Text by KF Seetoh, Images by KF Seetoh and Sheere Ng @ Makansutra
It’s that time of the year again, the whizzing of super loud, super supped up super cars, and lots of parties, music and hunks and babe-watch season… the F1 Night Race in Singapore (21-23 September). While guests and fans from the region fill up the many hotels dotted around the circuit, ironically many eateries within it, don’t look forward to the races as it affects business. Some just shut down for those few days.
But there is a silver lining, especially for the eateries around and outside the circuit. Many fast car fans eat before they head into the circuit as movement inside is limited and leceh (troublesome). So if you are one of those who want to eat first and then go watch them go wheee-wheee-wheee-wheee…here’s five unctuous treats from five places in and around the circuit that simply offer good chow, F1 or no F1.
Do not be deceived by its clear and shy look.
Yhingthai, 36 Purvis Street, 11.30am-2pm, 6pm-10pm, tel 6337 1161
This is an old and respectable name in Thai food here. They aren’t pitch as some fancy overly expensive “Royal” food space but they sell humble and consistently steady renditions of many Thai favourites. One of ours is their fried pomfret slices with a spicy mango sauce dip. We also adore their hormok, a Thai style otah and their tom yum, while looking clear and shy, is not. The clear chilli juice can help clear sinuses. They claim to have an all Thai (PRs) team in the kitchen.
Many who come here would order their chilli flower crab.
Sew Ann Cze Cha, Makansutra Gluttons Bay, 8 Raffles Ave, by the Esplanade Mall, 6pm-2am (Mon-Sat), 6pm-12am (Sun)
We never tracked this makan-radar until we noticed that almost all their customers order this – the chilli flower crab – which by now, is a signature dish of theirs. They use some of the biggest or bigger flower crabs we’ve ever seen and their chilli sauce has nice sweet sour overtones and is spicy to boot. Jean Geroge Vongerichten, the super awarded and Michelin star chef, once ate his tempura chilli chicken (accented with fruit sauce), and asked for the recipe. Sew Ann did not give it away.
At $6.90 and such quality, there’s no legitimate complain safe for the portions (compare it with the size of the …
Saveur, 5 Purvis Street, 12pm-2.15pm, 6pm- 9.15pm, tel 6333 3121
They began at a humble little coffeeshop in Katong and now have two shop lots in Purvis Street. Their real secret, besides food quality, is the ridiculously low price policy (the easiest policy). It’s not marketing ploy and they now don’t take reservations so you just show up and line up like at the hawkers’. Many do not pass up on their angel hair pasta with tiger prawns and lumpfish caviar, they do it with the most wicked aldente-ness. They also dish out a mean beef bouginion. Go get in line, it’s worth the wait.

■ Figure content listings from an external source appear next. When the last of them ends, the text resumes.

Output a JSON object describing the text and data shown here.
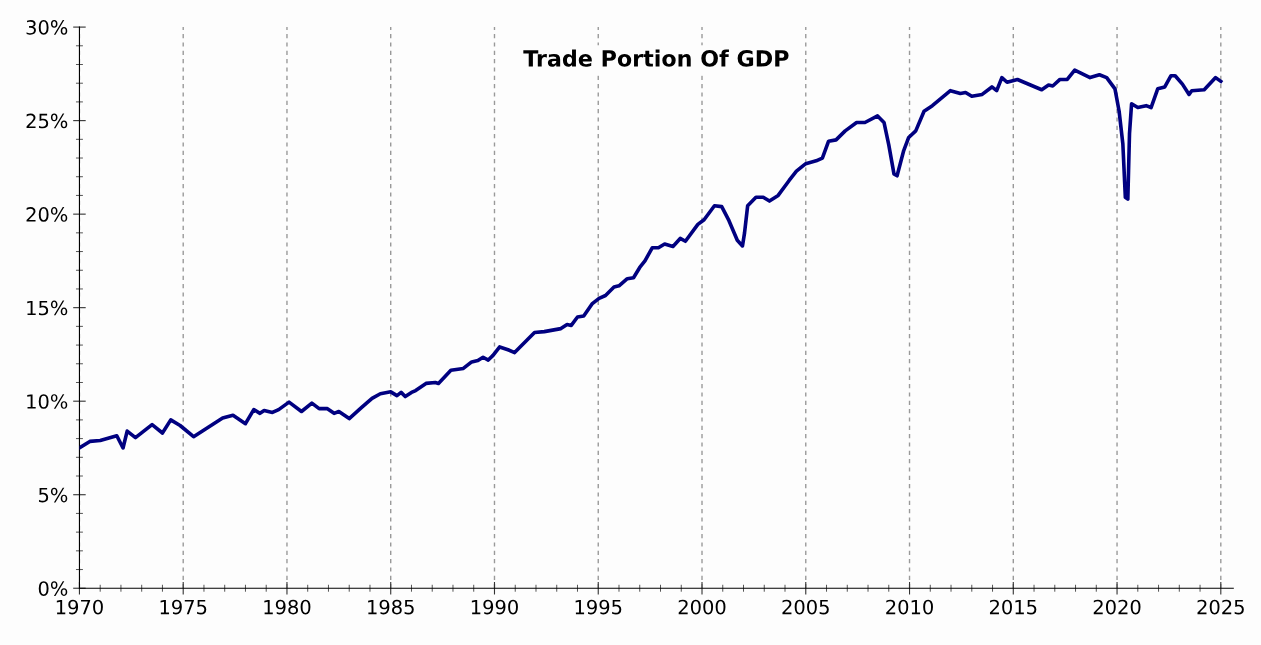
{
  "chart_data": {
    "type": "line",
    "title": "Trade Portion Of GDP",
    "series": [
      {
        "color": "#000080",
        "x": [
          1970.0,
          1970.5,
          1971.0,
          1971.8,
          1972.1,
          1972.3,
          1972.7,
          1973.5,
          1974.0,
          1974.4,
          1974.85,
          1975.5,
          1976.9,
          1977.4,
          1978.0,
          1978.4,
          1978.7,
          1978.9,
          1979.3,
          1979.6,
          1980.1,
          1980.7,
          1981.2,
          1981.55,
          1981.95,
          1982.27,
          1982.5,
          1983.0,
          1983.6,
          1984.1,
          1984.5,
          1985.0,
          1985.3,
          1985.5,
          1985.7,
          1986.0,
          1986.2,
          1986.7,
          1987.15,
          1987.3,
          1987.9,
          1988.5,
          1988.9,
          1989.2,
          1989.45,
          1989.7,
          1989.93,
          1990.25,
          1990.65,
          1990.97,
          1991.93,
          1992.4,
          1993.2,
          1993.5,
          1993.7,
          1994.0,
          1994.3,
          1994.7,
          1995.04,
          1995.35,
          1995.76,
          1996.0,
          1996.4,
          1996.7,
          1997.0,
          1997.25,
          1997.6,
          1997.9,
          1998.2,
          1998.6,
          1998.95,
          1999.2,
          1999.8,
          2000.1,
          2000.6,
          2000.95,
          2001.3,
          2001.7,
          2001.95,
          2002.05,
          2002.2,
          2002.6,
          2002.95,
          2003.25,
          2003.67,
          2004.2,
          2004.55,
          2005.0,
          2005.5,
          2005.8,
          2006.1,
          2006.46,
          2006.9,
          2007.45,
          2007.85,
          2008.46,
          2008.77,
          2009.0,
          2009.25,
          2009.4,
          2009.72,
          2009.96,
          2010.3,
          2010.7,
          2011.1,
          2011.97,
          2012.45,
          2012.7,
          2013.0,
          2013.5,
          2013.97,
          2014.2,
          2014.45,
          2014.7,
          2015.2,
          2016.37,
          2016.7,
          2016.9,
          2017.25,
          2017.6,
          2017.96,
          2018.7,
          2019.15,
          2019.5,
          2019.9,
          2020.1,
          2020.28,
          2020.4,
          2020.52,
          2020.6,
          2020.7,
          2021.0,
          2021.4,
          2021.64,
          2021.96,
          2022.3,
          2022.6,
          2022.8,
          2023.15,
          2023.47,
          2023.6,
          2024.2,
          2024.75,
          2025.0
        ],
        "values": [
          7.5,
          7.85,
          7.9,
          8.15,
          7.5,
          8.4,
          8.05,
          8.75,
          8.3,
          9.0,
          8.7,
          8.1,
          9.1,
          9.25,
          8.8,
          9.55,
          9.35,
          9.5,
          9.4,
          9.55,
          9.95,
          9.45,
          9.9,
          9.6,
          9.6,
          9.35,
          9.45,
          9.07,
          9.67,
          10.15,
          10.4,
          10.5,
          10.3,
          10.47,
          10.25,
          10.47,
          10.57,
          10.95,
          11.0,
          10.95,
          11.65,
          11.75,
          12.1,
          12.17,
          12.35,
          12.2,
          12.45,
          12.9,
          12.75,
          12.6,
          13.67,
          13.72,
          13.88,
          14.1,
          14.05,
          14.5,
          14.55,
          15.2,
          15.5,
          15.65,
          16.1,
          16.17,
          16.55,
          16.6,
          17.15,
          17.5,
          18.2,
          18.2,
          18.4,
          18.27,
          18.7,
          18.55,
          19.45,
          19.7,
          20.45,
          20.4,
          19.65,
          18.6,
          18.3,
          19.0,
          20.45,
          20.9,
          20.9,
          20.7,
          21.0,
          21.8,
          22.3,
          22.7,
          22.85,
          23.0,
          23.9,
          23.97,
          24.45,
          24.9,
          24.9,
          25.25,
          24.9,
          23.7,
          22.15,
          22.05,
          23.4,
          24.1,
          24.45,
          25.5,
          25.8,
          26.6,
          26.45,
          26.5,
          26.3,
          26.4,
          26.8,
          26.6,
          27.3,
          27.05,
          27.2,
          26.65,
          26.9,
          26.85,
          27.2,
          27.2,
          27.7,
          27.3,
          27.45,
          27.3,
          26.7,
          25.5,
          23.75,
          20.9,
          20.8,
          24.3,
          25.9,
          25.7,
          25.8,
          25.7,
          26.7,
          26.8,
          27.4,
          27.4,
          26.95,
          26.4,
          26.6,
          26.65,
          27.3,
          27.1
        ]
      }
    ],
    "xlim": [
      1970,
      2025.6
    ],
    "xticks": [
      1970,
      1975,
      1980,
      1985,
      1990,
      1995,
      2000,
      2005,
      2010,
      2015,
      2020,
      2025
    ],
    "ylim": [
      0,
      30
    ],
    "yticks": [
      {
        "value": 0,
        "label": "0%"
      },
      {
        "value": 5,
        "label": "5%"
      },
      {
        "value": 10,
        "label": "10%"
      },
      {
        "value": 15,
        "label": "15%"
      },
      {
        "value": 20,
        "label": "20%"
      },
      {
        "value": 25,
        "label": "25%"
      },
      {
        "value": 30,
        "label": "30%"
      }
    ],
    "grid": "x",
    "legend": false,
    "marker": "none",
    "line_style": "solid"
  }
}
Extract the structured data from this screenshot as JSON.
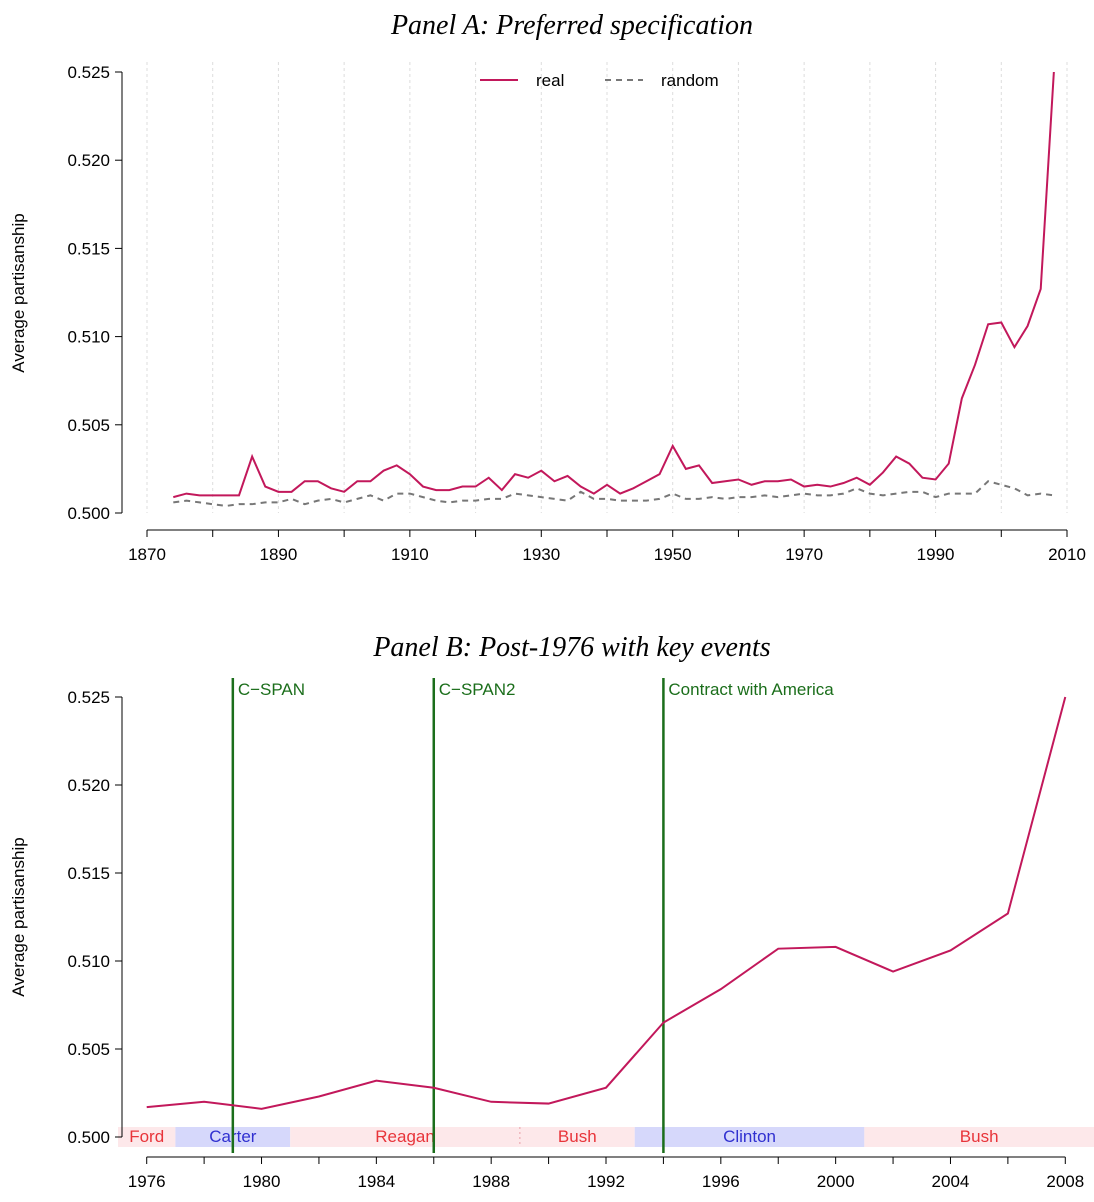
{
  "chart_data": [
    {
      "type": "line",
      "title": "Panel A: Preferred specification",
      "y_label": "Average partisanship",
      "x": [
        1874,
        1876,
        1878,
        1880,
        1882,
        1884,
        1886,
        1888,
        1890,
        1892,
        1894,
        1896,
        1898,
        1900,
        1902,
        1904,
        1906,
        1908,
        1910,
        1912,
        1914,
        1916,
        1918,
        1920,
        1922,
        1924,
        1926,
        1928,
        1930,
        1932,
        1934,
        1936,
        1938,
        1940,
        1942,
        1944,
        1946,
        1948,
        1950,
        1952,
        1954,
        1956,
        1958,
        1960,
        1962,
        1964,
        1966,
        1968,
        1970,
        1972,
        1974,
        1976,
        1978,
        1980,
        1982,
        1984,
        1986,
        1988,
        1990,
        1992,
        1994,
        1996,
        1998,
        2000,
        2002,
        2004,
        2006,
        2008
      ],
      "series": [
        {
          "name": "real",
          "color": "#c2185b",
          "dash": "none",
          "values": [
            0.5009,
            0.5011,
            0.501,
            0.501,
            0.501,
            0.501,
            0.5032,
            0.5015,
            0.5012,
            0.5012,
            0.5018,
            0.5018,
            0.5014,
            0.5012,
            0.5018,
            0.5018,
            0.5024,
            0.5027,
            0.5022,
            0.5015,
            0.5013,
            0.5013,
            0.5015,
            0.5015,
            0.502,
            0.5013,
            0.5022,
            0.502,
            0.5024,
            0.5018,
            0.5021,
            0.5015,
            0.5011,
            0.5016,
            0.5011,
            0.5014,
            0.5018,
            0.5022,
            0.5038,
            0.5025,
            0.5027,
            0.5017,
            0.5018,
            0.5019,
            0.5016,
            0.5018,
            0.5018,
            0.5019,
            0.5015,
            0.5016,
            0.5015,
            0.5017,
            0.502,
            0.5016,
            0.5023,
            0.5032,
            0.5028,
            0.502,
            0.5019,
            0.5028,
            0.5065,
            0.5084,
            0.5107,
            0.5108,
            0.5094,
            0.5106,
            0.5127,
            0.525
          ]
        },
        {
          "name": "random",
          "color": "#777777",
          "dash": "6 5",
          "values": [
            0.5006,
            0.5007,
            0.5006,
            0.5005,
            0.5004,
            0.5005,
            0.5005,
            0.5006,
            0.5006,
            0.5008,
            0.5005,
            0.5007,
            0.5008,
            0.5006,
            0.5008,
            0.501,
            0.5007,
            0.5011,
            0.5011,
            0.5009,
            0.5007,
            0.5006,
            0.5007,
            0.5007,
            0.5008,
            0.5008,
            0.5011,
            0.501,
            0.5009,
            0.5008,
            0.5007,
            0.5012,
            0.5008,
            0.5008,
            0.5007,
            0.5007,
            0.5007,
            0.5008,
            0.5011,
            0.5008,
            0.5008,
            0.5009,
            0.5008,
            0.5009,
            0.5009,
            0.501,
            0.5009,
            0.501,
            0.5011,
            0.501,
            0.501,
            0.5011,
            0.5014,
            0.5011,
            0.501,
            0.5011,
            0.5012,
            0.5012,
            0.5009,
            0.5011,
            0.5011,
            0.5011,
            0.5018,
            0.5016,
            0.5014,
            0.501,
            0.5011,
            0.501
          ]
        }
      ],
      "xlim": [
        1870,
        2010
      ],
      "xticks": [
        1870,
        1890,
        1910,
        1930,
        1950,
        1970,
        1990,
        2010
      ],
      "minor_xticks": [
        1880,
        1900,
        1920,
        1940,
        1960,
        1980,
        2000
      ],
      "grid": true,
      "ylim": [
        0.5,
        0.525
      ],
      "yticks": [
        {
          "value": 0.5,
          "label": "0.500"
        },
        {
          "value": 0.505,
          "label": "0.505"
        },
        {
          "value": 0.51,
          "label": "0.510"
        },
        {
          "value": 0.515,
          "label": "0.515"
        },
        {
          "value": 0.52,
          "label": "0.520"
        },
        {
          "value": 0.525,
          "label": "0.525"
        }
      ],
      "legend": "top"
    },
    {
      "type": "line",
      "title": "Panel B: Post-1976 with key events",
      "y_label": "Average partisanship",
      "x": [
        1976,
        1978,
        1980,
        1982,
        1984,
        1986,
        1988,
        1990,
        1992,
        1994,
        1996,
        1998,
        2000,
        2002,
        2004,
        2006,
        2008
      ],
      "series": [
        {
          "name": "real",
          "color": "#c2185b",
          "dash": "none",
          "values": [
            0.5017,
            0.502,
            0.5016,
            0.5023,
            0.5032,
            0.5028,
            0.502,
            0.5019,
            0.5028,
            0.5065,
            0.5084,
            0.5107,
            0.5108,
            0.5094,
            0.5106,
            0.5127,
            0.525
          ]
        }
      ],
      "xlim": [
        1975,
        2009
      ],
      "xticks": [
        1976,
        1980,
        1984,
        1988,
        1992,
        1996,
        2000,
        2004,
        2008
      ],
      "minor_xticks": [
        1978,
        1982,
        1986,
        1990,
        1994,
        1998,
        2002,
        2006
      ],
      "grid": false,
      "ylim": [
        0.5,
        0.525
      ],
      "yticks": [
        {
          "value": 0.5,
          "label": "0.500"
        },
        {
          "value": 0.505,
          "label": "0.505"
        },
        {
          "value": 0.51,
          "label": "0.510"
        },
        {
          "value": 0.515,
          "label": "0.515"
        },
        {
          "value": 0.52,
          "label": "0.520"
        },
        {
          "value": 0.525,
          "label": "0.525"
        }
      ],
      "events": [
        {
          "label": "C−SPAN",
          "x": 1979
        },
        {
          "label": "C−SPAN2",
          "x": 1986
        },
        {
          "label": "Contract with America",
          "x": 1994
        }
      ],
      "event_color": "#1b6e1b",
      "presidents": [
        {
          "name": "Ford",
          "start": 1974,
          "end": 1977,
          "band_color": "#fde8ea",
          "text_color": "#e8343a"
        },
        {
          "name": "Carter",
          "start": 1977,
          "end": 1981,
          "band_color": "#d6d8fb",
          "text_color": "#3030d0"
        },
        {
          "name": "Reagan",
          "start": 1981,
          "end": 1989,
          "band_color": "#fde8ea",
          "text_color": "#e8343a"
        },
        {
          "name": "Bush",
          "start": 1989,
          "end": 1993,
          "band_color": "#fde8ea",
          "text_color": "#e8343a"
        },
        {
          "name": "Clinton",
          "start": 1993,
          "end": 2001,
          "band_color": "#d6d8fb",
          "text_color": "#3030d0"
        },
        {
          "name": "Bush",
          "start": 2001,
          "end": 2009,
          "band_color": "#fde8ea",
          "text_color": "#e8343a"
        }
      ]
    }
  ]
}
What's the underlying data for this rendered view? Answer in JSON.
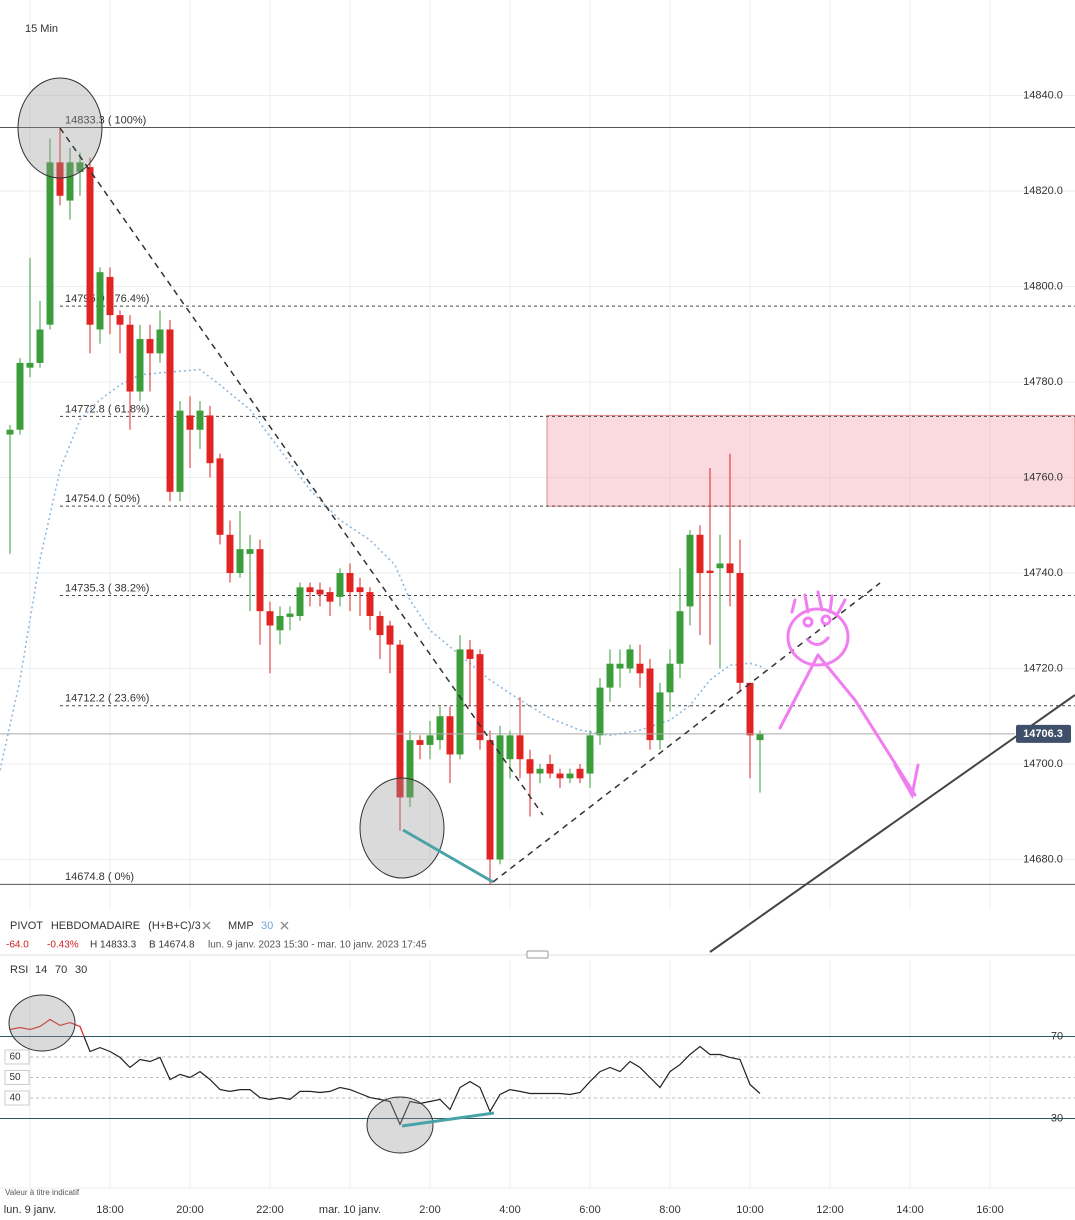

Ah Chew dessert of water chestnut at Liang Seah Street
Ah Chew Dessert, 1 Liang Seah Street, 01-11 Liang Seah Place, 12.30pm – 11.30pm (Tue-Fri), 1.30pm – 11.30pm (Sat & Sun), Closed on Mon
They began as a humble little stall with a front of shop counter to take orders and plate their wonderful little bowls of Chinese and Asian desserts like chendol, black herbal jelly and even aloe vera with honey. They have since expanded to the next shop and turn it into some mini Imperial Palace room complete with iron studded gates. We never fail to devour at least two bowls of their fragrant (pandan laced) and not so sweet water chestnut egg drop dessert. The queues of the younger set and Chinese travellers and students, are unrelenting.
They also serve a mean mala bean curd laced with chilli oil and nuts with spring onions
Si Chuan Dou Hua Restaurant, Parkroyal on Beach Road, 7500 Beach Road, 11.30am-2.30pm, 6.30pm-10.30pm, Tel: 6505 5722
This is a small chain but with a few diligently run outlets in Singapore. They only use native Sze Chuan chefs to head the kitchen. They have a list of mindboggling palate-numbing dishes which some of us even have trouble pronouncing. But, fortunately, we can mentally taste some of them at the mere mention of it, like their Chong Qing diced chicken with chilli. The dried chilli, double fried for taste and texture, is so crisply done and the spiciness escapes into the chicken. And if you think their Mala tofu is like some middle of the road versions you’ve had at local gentrified outlets – then you’ve been had. Theirs is not polite at all, that spoon of peppercorn dust over the dish is enough to get you on red alert. We also like their braised pork belly with soft pumpkin.